Nela se vê Salvador Allende rodeado de fiéis, capacete na cabeça e AK-47 a tiracolo, a assomar a uma das entradas do palácio de La Moneda, para observar as evoluções dos aviões golpistas. Nos rostos apreensivos pressente-se a iminência do fim que inscreveu na imagem a carga mitíca que a tornou célebre.
Também a história do fotógrafo que a obteve é triste;  Orlando "Chico" Lagos ( 1913 – 2007) era à data fotógrafo oficial da presidencia chilena, e saiu do palácio na última hora, na companhia das filhas de Allende, e com alguns dos rolos que tirara com a sua Leica dissimulados na roupa.  As fotos chegaram umas semanas mais tarde aos Estados Unidos e começaram a correr mundo com a menção de "autor desconhecido". Normal, pois Orlando, por razões de segurança pessoal havia pedido que assim fosse, e foi com essa assinatura que ganhou o referido grande prémio dos WPP de 73.

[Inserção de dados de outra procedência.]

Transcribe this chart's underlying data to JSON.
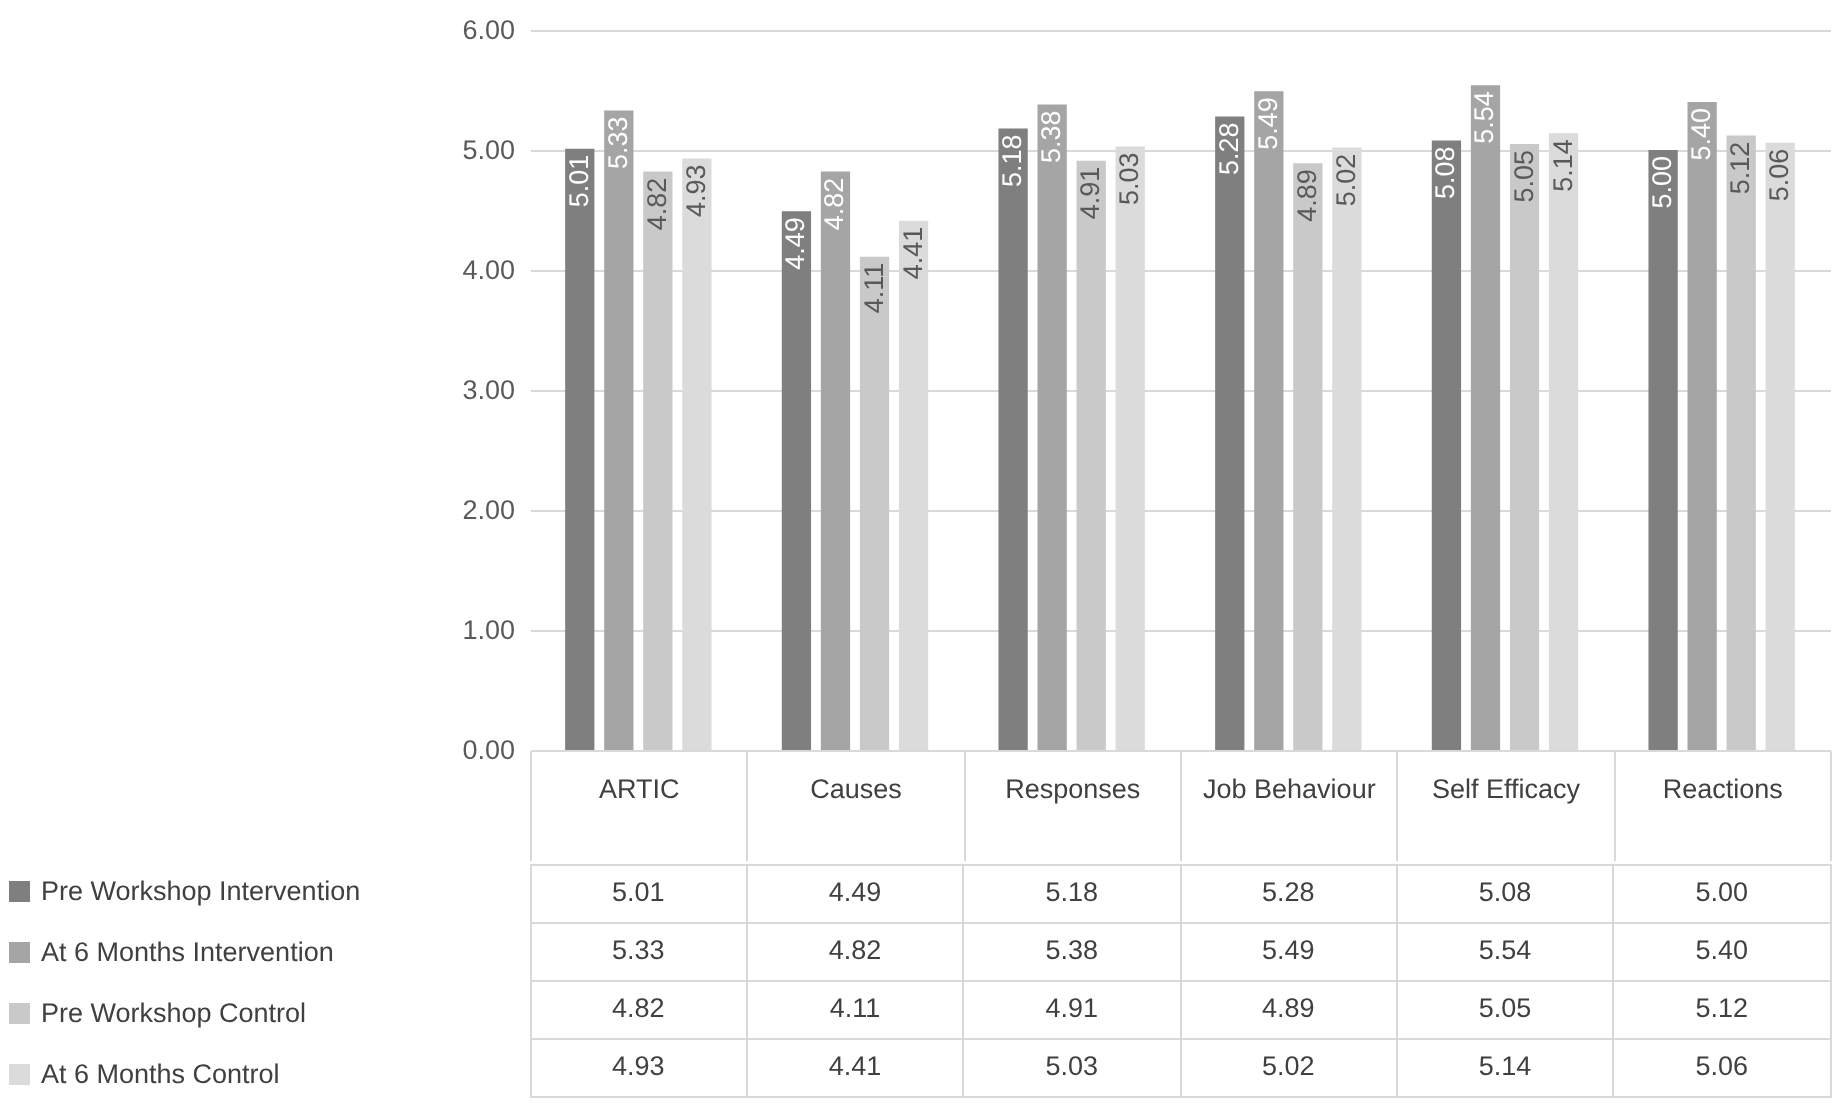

 Esse anonimato terá no entanto estado envolto numa série de equívocos, pois Lagos teria negociado com  a direção do New York Times de então que a autoria da foto seria oficialmente desvendada com a sua morte, o que não terá acontecido. Tal como não terá recebido os 12 000 dólares (soma importante à data) que seriam a contrapartida da utilização das fotos. 

A história é como disse triste, e está bem contada nesta página de 2007 do diário chileno "La Nación". 

Mais do que julgamentos, a mim interessa-me neste 11 de Setembro deixar a minha homenagem a um fotógrafo ao qual as circunstâncias roubaram a glória mas não a honra.

2.9.11

HOMENAGEM AOS AMADORES. O CASO VIVIAN MAYER.

 Vivian Mayer. 22 de agosto de 1956


                                                     Vivian Mayer. NYC, s/data


A minha amiga Mafalda Borges chamou-me a atenção para o caso de Vivian Mayer (1926 – 2009), uma discreta ama de Chicago e  fotógrafa amadora irreprimível, que desde os anos 50 produziu, sobretudo na companhia de uma Rolleiflex, um notável corpo de trabalho. No registo do quotidiano (ainda e sempre a "street photography") e de viagens, financiadas ao que parece com a venda de alguns imóveis de familia.

Sobre a sua vida e obra existem informações em bom detalhe aqui e aqui, derivadas do interesse de John Maloof, o responsável pela divulgação da obra da fotógrafa. Em 2007, Maloof, um estudioso da história de Chicago, adquiriu sem grandes expectativas 30 000 negativos leiloados na sequência da insolvência de Mayer, que terá passado os últimos anos de vida perto da miséria.

Segundo o dicionário, o termo "amador" refere-se "ao que, por gosto e não por profissão, exerce qualquer ofício ou arte". Longe portanto, do sentido pejorativo associado aos intrusos nas esferas às quais se associam competências técnico-estéticas especificas. 
Vivian Mayer parece ter levado esta definição ás ultimas consequências, pois do seu trabalho não houve eco até depois da sua morte, e a sua actual divulgação deve-se a circunstâncias próximas do puro acaso. Tal anonimato deveu-se não a uma daquelas injustiças de avaliação de mérito em que o mundo é pródigo, mas pelo simples facto de Mayer nunca ter mexido uma palha para que tal acontecesse, pois aparentemente nunca se preocupou em mostrar as suas fotos fosse a quem fosse. Muitos negativos foram obtidos ainda por revelar.

Não acredito que não tivesse consciência do seu valor e do interesse que despertariam. O seu olhar é o de uma esteta, e os estetas sabem do valor da beleza. Mas a sua práctica devia fazer parte  de uma catarse íntima, de um prazer cuja satisfação quase onanista tornava dispensável a validação pelo outro.

Uma espécie de meta-amadora portanto, cuja opinião que poderia ter acerca da divulgação das suas imagens, (com um livro em preparação e popular presença online), permanecerá motivo de especulação e discussão.

Em todo o caso momentos de poesia pura, que reforçam a certeza de que o carácter cada vez mais democrático da práctica fotográfica é a sua maior força, e que a contribuição do anónimo amador pode, no tijolo final da construção do seu edificio, valer tanto como a do celebrado profissional. 
Por incómoda que a ideia seja a muitos como eu.